The first Auckland St Helen's Hospital opens in Pitt Street, opposite the Central Fire Station. The hospital is a two storey wooden building which had originally been the home of Auckland Medical Officer of Health, Dr AG Purchas. The Department of Health was responsible for the hospital when it opened in 1906 until 1966 when the Auckland Hospital Board took over. Early documents from St Helen's are held by the Auckland branch of the National Archives of New Zealand.
Although midwives travel for some years from the new staff residence on the Mt Albert site to Pitt Street, the hospital finally closes when the new St Helen's Hospital opens in 1968. The Pitt Street buildings are taken over by the periodic detention service.
The Auckland hospital was one of a number of St Helen's Hospitals which were founded and named by Prime Minister, Rt Hon Richard J Seddon who was born in the English town of St Helen's. The hospitals were established when Seddon was Prime Minister to provide quality maternity care to the wives of working men and for training midwives. The first of the St Helen's Hospitals opened in 1905 in Wellington and Dunedin, followed by Auckland the following year. Richard Seddon was unable to open the Auckland Hospital as planned as he died shortly before the opening.

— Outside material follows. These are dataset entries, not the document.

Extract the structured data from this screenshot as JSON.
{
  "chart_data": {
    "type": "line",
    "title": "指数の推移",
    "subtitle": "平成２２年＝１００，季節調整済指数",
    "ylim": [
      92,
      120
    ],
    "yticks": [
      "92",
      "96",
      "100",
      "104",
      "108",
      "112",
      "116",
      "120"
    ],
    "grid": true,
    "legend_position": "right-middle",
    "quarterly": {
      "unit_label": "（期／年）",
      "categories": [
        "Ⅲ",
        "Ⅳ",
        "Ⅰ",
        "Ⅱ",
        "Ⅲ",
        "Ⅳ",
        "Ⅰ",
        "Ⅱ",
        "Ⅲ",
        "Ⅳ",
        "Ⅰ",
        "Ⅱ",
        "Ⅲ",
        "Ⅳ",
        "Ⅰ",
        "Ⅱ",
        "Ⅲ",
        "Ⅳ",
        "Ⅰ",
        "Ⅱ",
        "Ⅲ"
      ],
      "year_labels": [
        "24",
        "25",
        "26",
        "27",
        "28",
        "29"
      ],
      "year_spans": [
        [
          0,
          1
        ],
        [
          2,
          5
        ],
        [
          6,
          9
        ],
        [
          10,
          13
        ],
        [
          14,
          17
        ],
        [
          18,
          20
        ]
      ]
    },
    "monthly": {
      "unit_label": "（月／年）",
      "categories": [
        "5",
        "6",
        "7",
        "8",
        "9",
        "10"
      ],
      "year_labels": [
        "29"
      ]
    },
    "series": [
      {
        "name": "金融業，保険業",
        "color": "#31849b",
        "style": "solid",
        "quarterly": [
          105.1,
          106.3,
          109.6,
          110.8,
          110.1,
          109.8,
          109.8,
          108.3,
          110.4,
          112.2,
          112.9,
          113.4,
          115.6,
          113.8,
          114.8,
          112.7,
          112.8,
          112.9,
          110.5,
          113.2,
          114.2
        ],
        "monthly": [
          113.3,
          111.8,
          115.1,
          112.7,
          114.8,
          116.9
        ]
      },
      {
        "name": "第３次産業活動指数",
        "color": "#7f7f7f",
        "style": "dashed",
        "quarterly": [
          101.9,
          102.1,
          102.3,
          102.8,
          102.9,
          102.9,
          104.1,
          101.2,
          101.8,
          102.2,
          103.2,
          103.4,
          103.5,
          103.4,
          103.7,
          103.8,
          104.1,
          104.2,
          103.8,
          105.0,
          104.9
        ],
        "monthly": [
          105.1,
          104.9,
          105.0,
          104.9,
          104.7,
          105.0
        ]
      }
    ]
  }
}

Situated at the front of National Women's. The statue is the work of American sculptor Pierce Frank Connelly + formerly stood in the grounds of a villa in Florence. It was bought by Cornwall Park Trustees at the request of the late Sir John Logan Campbell in 1909. The statue stood in Cornwall Park near the kiosk before being moved to National Women's.
A new purpose built concrete St Helen's Hospital is built on the Pitt Street site next to the original wooden building which becomes the nurses home. The matron's flat is situated on the ground floor of the old hospital.
1945 (NZ Nursing Journal)
A public appeal is instigated by Dr Doris Gordon for funds to help finance a chair of Obstetrics and Gynaecology. This appeal closed in 1947 having successfully raised £101,203. It was also in this year that discussion began regarding a suitable site for a large new maternity hospital. A number of sites were considered until the present site behind Greenlane Hospital 3 was finally approved.
The obstetric endowment fund which led to the building of National Women's was set up by Dr Doris Gordon. She was one of the first two women to graduate in medicine in this country and in 1937 she co-founded the Obstetrics' Society with her husband Bill, also a doctor. She also established two post-graduate schools of obstetrics and gynaecology in Dunedin and Auckland. Doris was a prime mover in the fight for publicly funded maternity care for all women. In 1938, as a result of her efforts New Zealand became the first country in the Commonwealth to fully fund 14 days rest in hospital following the birth of a baby, as well as the cost of the medical, midwifery and anaesthetic care. Her son Peter Gordon later became a Minister of Labour.
9 June 1946
The first baby is born at Cornwall Hospital, the `original National Women's hospital’ situated in Cornwall Park next door to the present Claude Road site. National Women's was known by its present name from 1955 onwards. Prior to this, it was called the Obstetrical and Gynaecological Hospital, situated at Green lane West. Earlier, there was an obstetric and gynaecological unit at Cornwall Hospital.
Construction of the new National Women's Hospital commences. As well as the hospital, 2 nurses homes are also to be built, one for National Women's and the other for Greenlane Hospital. The hospital is described in a 1964 NZ Nursing Journal as setting a skyscraper trend being 12 storeys high from the sub-basement to the top floor. It is to have 162 obstetric beds, 74 gynaecological beds, facilities for 54 premature babies and an isolation block.
The National Women's nurses home is to contain 4 flats, 4 bed-sitting rooms, 240 nurses bedrooms and a lounge on each floor. The 2 top floors will be the Central School of Nursing for the Auckland Hospital Board. Each nurses home will also have living-out staff facilities and lounges, and a large cafeteria and lounge common to both.